Izumi: Beh, che dire? Posso solo farti i complimenti per quello che sei riuscita a capire al terzo capitolo, visto che io stessa pensavo che per averlo più chiaro bisognasse attendere la fine, e dirti che non sei assolutamente in ritardo. Te l’ho già scritto via e-mail, lo ribadisco qui, e ripeto che forse è il Dostoevskij che abbiamo in comune. Mi fa comunque un sacco di piacere avere un tuo commento, davvero! Spero che questo capitolo ti sembri accettabile, visto che finalmente appare l’”oggetto della questione”. È inutile, se c’è Ginny e non c’è lui, la situazione precipita, meno male che è sempre a portata di mano...

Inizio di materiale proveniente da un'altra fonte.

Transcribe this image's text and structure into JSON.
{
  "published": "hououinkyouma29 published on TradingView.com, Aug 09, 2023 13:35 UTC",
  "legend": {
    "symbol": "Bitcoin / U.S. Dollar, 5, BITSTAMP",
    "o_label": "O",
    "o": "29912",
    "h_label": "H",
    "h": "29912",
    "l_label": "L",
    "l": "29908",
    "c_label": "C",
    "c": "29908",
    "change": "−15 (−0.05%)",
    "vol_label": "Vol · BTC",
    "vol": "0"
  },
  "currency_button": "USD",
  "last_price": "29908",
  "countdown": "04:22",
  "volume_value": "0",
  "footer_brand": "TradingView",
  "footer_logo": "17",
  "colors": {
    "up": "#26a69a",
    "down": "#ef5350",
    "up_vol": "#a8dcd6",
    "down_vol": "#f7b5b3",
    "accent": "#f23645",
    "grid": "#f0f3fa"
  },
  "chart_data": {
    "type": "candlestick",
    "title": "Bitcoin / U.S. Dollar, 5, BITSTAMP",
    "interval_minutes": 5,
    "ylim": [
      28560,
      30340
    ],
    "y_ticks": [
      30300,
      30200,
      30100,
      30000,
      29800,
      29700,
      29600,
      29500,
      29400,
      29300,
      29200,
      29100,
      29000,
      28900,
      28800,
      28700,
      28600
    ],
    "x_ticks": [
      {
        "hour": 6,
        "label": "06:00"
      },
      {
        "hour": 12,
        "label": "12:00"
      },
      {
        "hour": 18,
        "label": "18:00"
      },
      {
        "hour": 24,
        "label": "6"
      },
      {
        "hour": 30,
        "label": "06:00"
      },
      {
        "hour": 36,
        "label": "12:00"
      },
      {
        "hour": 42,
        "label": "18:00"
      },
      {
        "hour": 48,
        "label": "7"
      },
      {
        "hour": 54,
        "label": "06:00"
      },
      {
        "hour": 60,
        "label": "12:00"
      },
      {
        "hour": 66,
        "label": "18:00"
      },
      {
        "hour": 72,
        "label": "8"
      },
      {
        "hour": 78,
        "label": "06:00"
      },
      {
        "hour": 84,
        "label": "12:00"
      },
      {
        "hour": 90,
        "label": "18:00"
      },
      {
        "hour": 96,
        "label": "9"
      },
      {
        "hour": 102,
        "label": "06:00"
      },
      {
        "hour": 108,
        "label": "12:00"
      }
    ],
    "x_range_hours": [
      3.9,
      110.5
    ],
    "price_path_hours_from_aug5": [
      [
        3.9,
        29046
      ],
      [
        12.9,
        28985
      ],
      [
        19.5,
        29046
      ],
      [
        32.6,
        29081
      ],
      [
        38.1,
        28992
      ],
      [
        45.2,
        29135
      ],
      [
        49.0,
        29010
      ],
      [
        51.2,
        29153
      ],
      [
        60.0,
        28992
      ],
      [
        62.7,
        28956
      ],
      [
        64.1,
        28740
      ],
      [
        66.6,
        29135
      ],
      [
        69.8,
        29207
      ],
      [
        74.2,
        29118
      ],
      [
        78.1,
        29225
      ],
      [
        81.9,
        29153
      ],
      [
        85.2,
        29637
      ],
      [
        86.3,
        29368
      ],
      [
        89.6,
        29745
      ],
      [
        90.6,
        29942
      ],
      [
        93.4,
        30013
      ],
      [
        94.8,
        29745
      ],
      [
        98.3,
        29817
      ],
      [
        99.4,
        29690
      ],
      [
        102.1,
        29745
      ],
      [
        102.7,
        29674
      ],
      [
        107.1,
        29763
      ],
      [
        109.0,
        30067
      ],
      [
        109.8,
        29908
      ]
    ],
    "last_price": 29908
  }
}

Briseide: Grazie. I tuoi complimenti mi imbarazzano ed appagano allo stesso tempo. Anche perché (lo ripeto, ma è un mio vizio essere sempre a corto di parole, soprattutto in certi frangenti) scritti da te mi sembrano immeritati. Sono davvero lusingata dal fatto che quello su cui ho speso tanto di me possa significare qualcosa. Soprattutto per qualcuno che come te sa usare tanto bene la parola. Ancora grazie.